Another way to reproduce this is with torrents. When I downloaded torrents directly to an external HDD, it also hanged and got some errors, but in those cases it could be fixed with a `zpool clear` and scrubs, so it wasn't that bad (it wasn't literally unrecoverable, like the case I mention before).

---

So this leads me to believe there's something weird between ZFS, external HDDs, and trying to write too fast.

The whole point was to be able to run `zpool scrub` on those external HDDs. But like I said, I gave up on that for now. So the current plan is to try to build a NAS and do the same attempt, but with internal HDDs.

maybe failure in the connection or controller. But most likely the external disk was using smr (shingled magnetic recording), which shouldn't be mixed with zfs. there are different types of smr and some zfs-issues with smr-disks have been fixed in the past. servethehome.com has a detailed article (benchmarks) why those two technologies should not be mixed.
Any more info?

That sounds like a problem specific to the setup you were using. (?)

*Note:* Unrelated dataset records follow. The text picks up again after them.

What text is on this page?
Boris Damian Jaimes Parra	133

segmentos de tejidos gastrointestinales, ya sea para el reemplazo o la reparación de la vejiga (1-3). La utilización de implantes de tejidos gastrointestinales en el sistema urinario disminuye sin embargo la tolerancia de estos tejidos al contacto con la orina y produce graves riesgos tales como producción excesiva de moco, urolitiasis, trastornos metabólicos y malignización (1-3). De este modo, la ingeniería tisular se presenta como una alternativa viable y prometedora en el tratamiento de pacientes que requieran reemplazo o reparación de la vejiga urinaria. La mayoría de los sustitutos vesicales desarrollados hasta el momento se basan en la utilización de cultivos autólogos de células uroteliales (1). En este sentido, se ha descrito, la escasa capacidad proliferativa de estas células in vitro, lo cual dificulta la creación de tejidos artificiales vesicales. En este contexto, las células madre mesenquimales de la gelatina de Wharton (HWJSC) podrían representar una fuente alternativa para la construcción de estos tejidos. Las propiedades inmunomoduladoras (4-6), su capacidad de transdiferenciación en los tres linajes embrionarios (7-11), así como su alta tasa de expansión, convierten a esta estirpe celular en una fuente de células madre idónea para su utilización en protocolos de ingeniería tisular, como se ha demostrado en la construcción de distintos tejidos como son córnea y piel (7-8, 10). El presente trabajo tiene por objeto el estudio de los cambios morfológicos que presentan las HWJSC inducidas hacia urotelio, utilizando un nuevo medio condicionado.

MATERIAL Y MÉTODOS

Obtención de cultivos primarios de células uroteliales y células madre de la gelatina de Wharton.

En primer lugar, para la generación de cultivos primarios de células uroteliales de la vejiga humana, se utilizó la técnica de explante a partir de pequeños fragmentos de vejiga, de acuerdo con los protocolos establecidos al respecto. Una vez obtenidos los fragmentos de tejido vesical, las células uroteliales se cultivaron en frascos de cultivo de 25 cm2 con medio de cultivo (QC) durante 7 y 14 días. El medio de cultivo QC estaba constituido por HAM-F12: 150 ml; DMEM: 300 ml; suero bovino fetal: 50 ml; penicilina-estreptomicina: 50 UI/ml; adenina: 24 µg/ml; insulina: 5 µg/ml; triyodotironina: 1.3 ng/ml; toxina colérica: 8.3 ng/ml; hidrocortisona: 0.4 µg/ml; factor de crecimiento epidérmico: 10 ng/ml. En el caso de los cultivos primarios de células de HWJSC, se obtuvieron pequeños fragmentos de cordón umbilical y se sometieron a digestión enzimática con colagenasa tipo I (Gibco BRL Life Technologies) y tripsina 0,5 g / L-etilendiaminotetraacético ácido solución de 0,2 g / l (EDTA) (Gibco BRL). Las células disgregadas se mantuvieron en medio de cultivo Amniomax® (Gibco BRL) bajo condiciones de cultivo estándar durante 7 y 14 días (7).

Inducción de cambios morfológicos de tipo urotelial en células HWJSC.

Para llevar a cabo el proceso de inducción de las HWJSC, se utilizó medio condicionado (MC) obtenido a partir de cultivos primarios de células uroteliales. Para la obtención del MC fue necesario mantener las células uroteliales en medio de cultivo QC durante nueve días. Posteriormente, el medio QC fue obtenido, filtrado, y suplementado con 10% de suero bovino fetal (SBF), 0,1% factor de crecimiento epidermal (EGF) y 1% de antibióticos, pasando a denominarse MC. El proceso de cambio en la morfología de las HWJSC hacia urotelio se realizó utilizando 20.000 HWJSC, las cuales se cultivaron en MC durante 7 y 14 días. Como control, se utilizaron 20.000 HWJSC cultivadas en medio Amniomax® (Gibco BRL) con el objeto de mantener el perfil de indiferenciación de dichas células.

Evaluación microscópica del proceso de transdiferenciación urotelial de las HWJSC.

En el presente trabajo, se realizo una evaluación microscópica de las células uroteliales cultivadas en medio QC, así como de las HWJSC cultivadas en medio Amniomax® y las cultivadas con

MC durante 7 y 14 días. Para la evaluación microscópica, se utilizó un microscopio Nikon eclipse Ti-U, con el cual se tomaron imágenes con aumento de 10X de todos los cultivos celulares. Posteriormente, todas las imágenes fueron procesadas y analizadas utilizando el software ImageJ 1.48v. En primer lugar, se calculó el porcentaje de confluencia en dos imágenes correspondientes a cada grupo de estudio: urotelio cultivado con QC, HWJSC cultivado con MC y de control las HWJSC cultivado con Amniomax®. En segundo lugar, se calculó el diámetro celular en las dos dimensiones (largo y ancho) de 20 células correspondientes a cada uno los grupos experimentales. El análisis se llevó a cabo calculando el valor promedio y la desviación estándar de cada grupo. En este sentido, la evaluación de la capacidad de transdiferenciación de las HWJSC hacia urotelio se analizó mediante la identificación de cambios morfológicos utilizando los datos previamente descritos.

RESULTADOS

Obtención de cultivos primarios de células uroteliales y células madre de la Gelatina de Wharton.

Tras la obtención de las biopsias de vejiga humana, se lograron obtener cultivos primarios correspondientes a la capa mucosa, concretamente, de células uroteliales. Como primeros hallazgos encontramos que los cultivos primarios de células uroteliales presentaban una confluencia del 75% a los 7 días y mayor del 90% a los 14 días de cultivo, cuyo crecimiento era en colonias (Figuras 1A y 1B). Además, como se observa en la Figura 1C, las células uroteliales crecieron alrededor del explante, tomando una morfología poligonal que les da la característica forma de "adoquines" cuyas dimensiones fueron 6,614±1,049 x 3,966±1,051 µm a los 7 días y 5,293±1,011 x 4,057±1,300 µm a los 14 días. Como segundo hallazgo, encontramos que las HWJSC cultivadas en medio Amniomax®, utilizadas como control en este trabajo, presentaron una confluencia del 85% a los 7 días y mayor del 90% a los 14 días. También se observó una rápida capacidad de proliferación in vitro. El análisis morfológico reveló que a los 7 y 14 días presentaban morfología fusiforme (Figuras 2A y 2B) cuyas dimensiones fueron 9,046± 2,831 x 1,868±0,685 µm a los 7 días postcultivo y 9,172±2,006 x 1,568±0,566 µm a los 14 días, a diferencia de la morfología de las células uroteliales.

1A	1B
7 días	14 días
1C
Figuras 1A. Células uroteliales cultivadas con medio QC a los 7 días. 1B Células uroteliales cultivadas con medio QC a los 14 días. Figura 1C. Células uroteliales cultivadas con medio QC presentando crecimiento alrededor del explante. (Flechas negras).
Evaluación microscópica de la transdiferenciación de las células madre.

Saying that because if it was something that commonly happened, then either a) it would have been fixed, or b) people would have stopped using it. :)

If the specific setup is an external HDD (or maybe a very slow disk, and trying to write too fast to it), then I can make sense of parent's comment.

Like I mentioned in my sibling comment, I can 100% reproduce something that sounds like what parent mentioned (most recent attempt was like 1-2 months ago); but for my specific case, I can see how ZFS on an external HDD might not be that common.

I suggest playing with the ZFS tunings to add a write throttle. My hunch is your disk's buffer is filling and then blocking.
I think that there was an electrical problem (mismatched chargers on a laptop) in the first instance of mine.

Then there's encrypted datasets being very slow, especially when copying between two pools.

Then there's having two pools on the same disk corrupting each other. Though in this case the data might have been recoverable using some recovery tool (like a "modified zdb").

Also, I read on some website somewhere (maybe zfsonlinux.org) that USB devices probably shouldn't be used with ZFS.

Honestly I "wish" some bunch of crazy filesystem people would just clean room ZFS...

That sounds like a good idea, you just gave me new keywords to search for my next attempt.

Thanks!

Listen, people have to start using it to stop using it :=)